A butterfly landed on broken concrete. Wings of stained glass and titanium absorbed the sun and powered the telescoping proboscis tipped with hydrochloric acid. It dissolved a thimbleful of concrete, lapped up the slurry, and flew away. It was impossibly lovely.
The caterpillar ignored its returning hunger and watched the butterfly dance while it contemplated existence. Its creators had given it sufficient processors to know that, unlike a real caterpillar, its form was fixed and it would never be anything more. It didn't know why this understanding was included. Cruelty, indifference, or challenge were all equally likely. The creators were inscrutable.

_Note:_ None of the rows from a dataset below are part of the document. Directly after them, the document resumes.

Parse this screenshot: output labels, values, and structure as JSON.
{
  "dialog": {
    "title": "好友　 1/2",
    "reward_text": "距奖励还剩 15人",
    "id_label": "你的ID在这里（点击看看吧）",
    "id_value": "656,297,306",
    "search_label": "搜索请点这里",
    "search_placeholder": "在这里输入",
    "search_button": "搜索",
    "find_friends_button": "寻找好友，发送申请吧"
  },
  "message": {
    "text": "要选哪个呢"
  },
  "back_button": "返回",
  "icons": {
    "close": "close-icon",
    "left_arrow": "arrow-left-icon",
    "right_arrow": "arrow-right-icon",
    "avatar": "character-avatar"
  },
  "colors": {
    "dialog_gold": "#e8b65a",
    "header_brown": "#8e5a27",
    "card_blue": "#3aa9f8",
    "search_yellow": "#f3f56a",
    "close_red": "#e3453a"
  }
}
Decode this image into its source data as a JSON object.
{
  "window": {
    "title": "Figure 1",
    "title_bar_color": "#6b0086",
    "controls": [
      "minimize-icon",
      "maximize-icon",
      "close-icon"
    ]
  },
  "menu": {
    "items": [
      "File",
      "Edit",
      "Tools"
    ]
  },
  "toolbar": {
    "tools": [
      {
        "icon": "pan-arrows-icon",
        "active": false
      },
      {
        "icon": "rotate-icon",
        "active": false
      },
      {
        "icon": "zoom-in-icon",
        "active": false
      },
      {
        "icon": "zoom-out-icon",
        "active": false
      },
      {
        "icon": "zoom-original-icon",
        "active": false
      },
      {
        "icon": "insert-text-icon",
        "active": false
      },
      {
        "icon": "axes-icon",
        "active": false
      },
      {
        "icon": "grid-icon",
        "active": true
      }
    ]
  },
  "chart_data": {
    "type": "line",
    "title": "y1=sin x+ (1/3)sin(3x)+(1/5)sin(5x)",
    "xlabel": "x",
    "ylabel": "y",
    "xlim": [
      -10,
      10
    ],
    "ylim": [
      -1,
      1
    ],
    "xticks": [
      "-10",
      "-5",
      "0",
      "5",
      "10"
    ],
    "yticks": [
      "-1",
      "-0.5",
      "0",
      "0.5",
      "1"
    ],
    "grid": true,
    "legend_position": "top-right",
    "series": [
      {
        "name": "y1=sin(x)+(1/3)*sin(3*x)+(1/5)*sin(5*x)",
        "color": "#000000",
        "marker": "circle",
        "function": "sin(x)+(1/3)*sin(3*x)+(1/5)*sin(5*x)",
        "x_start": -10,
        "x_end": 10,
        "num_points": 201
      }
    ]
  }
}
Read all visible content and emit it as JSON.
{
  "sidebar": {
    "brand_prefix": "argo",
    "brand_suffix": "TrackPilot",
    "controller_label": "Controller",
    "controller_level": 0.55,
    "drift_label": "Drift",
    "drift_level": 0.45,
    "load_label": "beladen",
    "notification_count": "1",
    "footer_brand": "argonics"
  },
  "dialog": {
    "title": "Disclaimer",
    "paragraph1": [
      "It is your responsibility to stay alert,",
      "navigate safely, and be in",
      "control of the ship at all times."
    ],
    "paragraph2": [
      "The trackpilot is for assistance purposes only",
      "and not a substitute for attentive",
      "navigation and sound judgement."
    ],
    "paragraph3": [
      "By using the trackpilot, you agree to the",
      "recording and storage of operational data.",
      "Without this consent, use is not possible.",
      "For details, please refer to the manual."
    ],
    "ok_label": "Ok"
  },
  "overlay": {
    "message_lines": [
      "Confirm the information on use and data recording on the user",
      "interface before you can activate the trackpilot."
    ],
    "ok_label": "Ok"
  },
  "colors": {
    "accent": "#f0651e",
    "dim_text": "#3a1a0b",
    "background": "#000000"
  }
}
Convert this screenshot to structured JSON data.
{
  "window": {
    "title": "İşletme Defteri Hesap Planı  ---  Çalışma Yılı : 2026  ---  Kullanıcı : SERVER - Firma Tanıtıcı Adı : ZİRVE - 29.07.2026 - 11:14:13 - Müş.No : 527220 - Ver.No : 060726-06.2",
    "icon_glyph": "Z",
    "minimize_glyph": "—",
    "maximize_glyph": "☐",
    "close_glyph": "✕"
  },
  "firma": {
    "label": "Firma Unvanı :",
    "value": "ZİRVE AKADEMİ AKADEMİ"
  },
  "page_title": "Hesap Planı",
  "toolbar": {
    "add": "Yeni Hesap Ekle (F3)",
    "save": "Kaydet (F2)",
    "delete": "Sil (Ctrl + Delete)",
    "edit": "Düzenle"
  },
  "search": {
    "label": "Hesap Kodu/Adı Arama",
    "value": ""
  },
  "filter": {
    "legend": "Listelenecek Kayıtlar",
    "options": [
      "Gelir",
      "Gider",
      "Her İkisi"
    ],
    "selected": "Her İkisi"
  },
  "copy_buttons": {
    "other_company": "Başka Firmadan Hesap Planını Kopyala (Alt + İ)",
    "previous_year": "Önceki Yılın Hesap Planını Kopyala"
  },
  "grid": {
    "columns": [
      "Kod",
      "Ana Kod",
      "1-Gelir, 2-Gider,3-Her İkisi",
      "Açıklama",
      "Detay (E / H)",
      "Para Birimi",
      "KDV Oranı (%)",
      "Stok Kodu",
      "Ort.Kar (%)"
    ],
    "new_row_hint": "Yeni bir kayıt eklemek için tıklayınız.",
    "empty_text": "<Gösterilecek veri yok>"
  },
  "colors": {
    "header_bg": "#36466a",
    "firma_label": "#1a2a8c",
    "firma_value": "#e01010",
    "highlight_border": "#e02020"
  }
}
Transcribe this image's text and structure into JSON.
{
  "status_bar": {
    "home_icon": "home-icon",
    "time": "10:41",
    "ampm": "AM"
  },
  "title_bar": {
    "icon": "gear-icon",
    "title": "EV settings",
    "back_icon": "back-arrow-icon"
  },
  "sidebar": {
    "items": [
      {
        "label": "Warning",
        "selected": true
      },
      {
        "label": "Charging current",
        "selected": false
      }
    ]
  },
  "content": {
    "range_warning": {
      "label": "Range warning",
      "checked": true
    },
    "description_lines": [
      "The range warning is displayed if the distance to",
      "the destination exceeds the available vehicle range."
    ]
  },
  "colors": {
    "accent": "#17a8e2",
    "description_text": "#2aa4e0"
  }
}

In the time that it took the butterfly to land on another rubble pile, the caterpillar decided it had no obligation to the role it was designed to perform.
The caterpillar used a receiver imbedded in its thorax to access the accumulated knowledge of pupal metamorphosis, reconfigured its abdominal segment, and forged its iron and carbon into steel silk. It spun a cocoon to see what would happen.
Eleven meters away, perched on the limestone sill of a burned out brick tenement, an aluminum sparrow cocked its head.